Like so many of James' songs, "Done Somebody Wrong" has been covered by plenty of blues and rock artists through the decades. The Allman Brothers Band, Charlie Musselwhite, Tom Petty and others have honored Elmore's legacy with their versions. Jones' recording was made for Strange Angels, an all-star outing honoring the bluesman's 100th birthday that is, remarkably, the first real Elmore James tribute album ever assembled. The proceeds will benefit MusicCares and Edible Schoolyard NYC. And even alongside such contributors as Keb' Mo', Bettye LaVette, Rodney Crowell and Shelby Lynne, the Welsh wailer stands out mightily.
Though he made his name in the '60s and '70s as a belter of classy pop tunes, Jones has spent recent decades exploding people's preconceptions and underscoring his ability to transcend era and genre. Over the years he's laid into everything from New Jack Swing to gospel with that force-of-nature voice, and in the 2010s, he's entered into the kind of realm Johnny Cash inhabited during his Rick-Rubin-era comeback, bringing an outsized lifetime's worth of gravitas to bear on everything he touches.
That's the kind of bat Jones is swinging with when he leans into "Done Somebody Wrong." And the 77-year-old singer packs enough power for somebody a third of his age. While you can feel every one of those years in the authority he wields so naturally, they never seem to weigh on him or detract a single scintilla from his vocal power or emotional energy.
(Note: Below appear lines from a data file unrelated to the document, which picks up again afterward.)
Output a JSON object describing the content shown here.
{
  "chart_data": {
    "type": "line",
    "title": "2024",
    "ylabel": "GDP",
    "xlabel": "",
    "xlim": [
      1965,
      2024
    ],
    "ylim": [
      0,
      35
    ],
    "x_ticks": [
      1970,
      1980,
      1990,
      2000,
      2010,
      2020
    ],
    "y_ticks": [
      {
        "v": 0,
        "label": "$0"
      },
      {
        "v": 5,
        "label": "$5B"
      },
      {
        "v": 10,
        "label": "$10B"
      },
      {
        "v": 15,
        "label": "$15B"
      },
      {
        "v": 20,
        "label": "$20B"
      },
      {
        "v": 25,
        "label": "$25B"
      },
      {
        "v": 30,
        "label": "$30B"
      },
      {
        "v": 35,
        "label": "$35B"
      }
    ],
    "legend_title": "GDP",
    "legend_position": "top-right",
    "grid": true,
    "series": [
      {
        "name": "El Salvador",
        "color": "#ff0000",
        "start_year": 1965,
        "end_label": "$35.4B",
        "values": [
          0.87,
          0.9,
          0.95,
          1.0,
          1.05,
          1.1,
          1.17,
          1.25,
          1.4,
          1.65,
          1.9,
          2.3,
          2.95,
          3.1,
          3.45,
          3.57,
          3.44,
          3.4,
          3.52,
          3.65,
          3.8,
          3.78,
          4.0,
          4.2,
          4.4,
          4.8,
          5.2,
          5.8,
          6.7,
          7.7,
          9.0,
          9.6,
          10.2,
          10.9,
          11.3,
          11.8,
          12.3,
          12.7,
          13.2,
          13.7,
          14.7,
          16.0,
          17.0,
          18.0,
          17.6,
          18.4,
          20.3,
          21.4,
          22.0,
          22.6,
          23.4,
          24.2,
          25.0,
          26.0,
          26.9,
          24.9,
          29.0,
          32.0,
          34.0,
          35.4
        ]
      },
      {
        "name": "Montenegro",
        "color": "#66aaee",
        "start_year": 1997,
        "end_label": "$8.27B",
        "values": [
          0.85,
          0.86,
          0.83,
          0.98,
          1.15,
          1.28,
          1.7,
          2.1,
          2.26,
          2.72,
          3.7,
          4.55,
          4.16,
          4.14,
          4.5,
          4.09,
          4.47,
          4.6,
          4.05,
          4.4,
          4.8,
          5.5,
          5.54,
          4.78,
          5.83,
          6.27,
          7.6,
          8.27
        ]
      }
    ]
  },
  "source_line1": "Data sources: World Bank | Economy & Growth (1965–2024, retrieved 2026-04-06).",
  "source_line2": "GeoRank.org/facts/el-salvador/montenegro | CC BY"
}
"Done Somebody Wrong" doesn't mince words in its evocation of a man forced to face the consequences of fooling around on his woman. Even in 1960 it was far from an original blues theme, but as ever, the intensity of James' vocal and guitar made it immediately unforgettable (the aforementioned groove didn't hurt either). And Jones brings enough grit to the table to make the 57-year-old tune resonate anew.
He spends the bulk of the song bemoaning his situation, owning up to his guilt and hungering for a way out of the whole mess. The dirty, bristling guitar work of Larry Taylor (who's also the bassist on the track) and Rick Holmstrom maintains the tension, never overtly aping James' signature style but offering enough deep, bluesy bite to stand favorably in his looming shadow.
After the last blast of six-string flurries, just when you think Jones' regrets are about to overtake him, he shifts swiftly and seamlessly from the role of lonesome loser to that of the irredeemable cad. Just before the end of the song, he suddenly declares, "The devil made me do it," and lets out a louche chuckle. We come away with the feeling that we've been just as bamboozled as the lady in question. Jones has sold us his remorse with complete conviction before pulling the rug out from under us at the last minute, offering every indication that he will not only emerge unscarred by this experience, but that he's entirely likely to perpetrate the same sins again somewhere down the line.
Strange Angels: In Flight With Elmore James is out Jan. 26 and available for pre-order Dec. 15 via Sylvan Songs Records.